Andy Andrews, left, president of the Los Alamos Entrepreneurs Network, introduces LANB President Steve Wells who gave a presentation to community members and entrepreneurs gathered at The Hive Thursday night. Photo by Carol A. Clark/ladailypost.com
By Carol A. Clark
Los Alamos National Bank President Steve Wells isn’t an entrepreneur but he knows quite a few. In fact, thousands of people with business ideas have sat across the desk from Wells over the last 35 years.
“I’ve seen some of those ideas turn people into millionaires and I’ve seen people go broke,” Wells told the audience gathered Thursday night at The Hive in White Rock. “To be really successful, you have to do something better than anyone else … you don’t have to do everything better … but you have to do something better.”
President Steve Wells of Los Alamos National Bank discusses organizational skills with the audience Thursday night at The Hive in White Rock. Photo by Carol A. Clark/ladailypost.com
During his presentation, Wells dispelled several myths about the banking industry starting with “banker’s hours.”

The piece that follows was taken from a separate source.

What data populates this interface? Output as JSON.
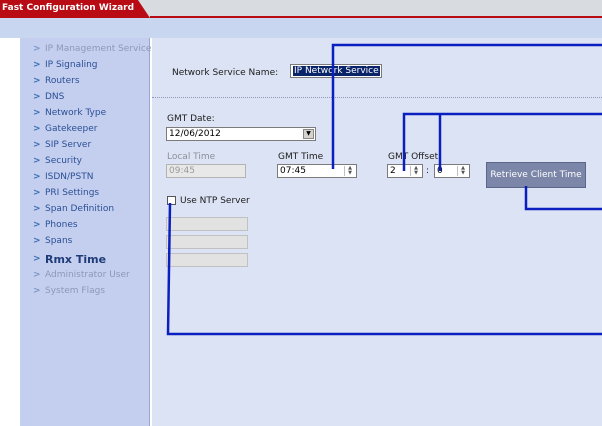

“If you go into banking because you think you’re going to work short hours then you are mistaken,” he said.
Wells explained that the bank makes money by making loans.
“At its core it is a simple business model. We want you to grow and succeed,” he said.
Wells also explained why sometimes having a lot of collateral may not get a person a loan.
“If you have a piece of property worth $1 million and you want to borrow $500,000 against it … that isn’t going to work because I don’t want dirt … .,” he said.
Wells emphasized the importance for business owners to possess “people skills.”
“It’s a mistake to think you can do it alone. You have to hire a lawyer, an accountant, employees … you have to sell yourself, your idea … maybe even your product,” he said.
Wells also talked about how crucial it is for business owners to fully understand the financial numbers because they are the scorecard that reflects how one’s company is doing.
He spoke of many other important aspects of operating a successful business including staying abreast of the latest technology and not growing too fast.
In closing, Wells said that there are significant risks and responsibilities in being an entrepreneur. It is demanding and certainly not easier than working for an employer, he said.
“Running a business is hard work – making money at it is twice as hard,” he said, adding, “but there are tremendous rewards.”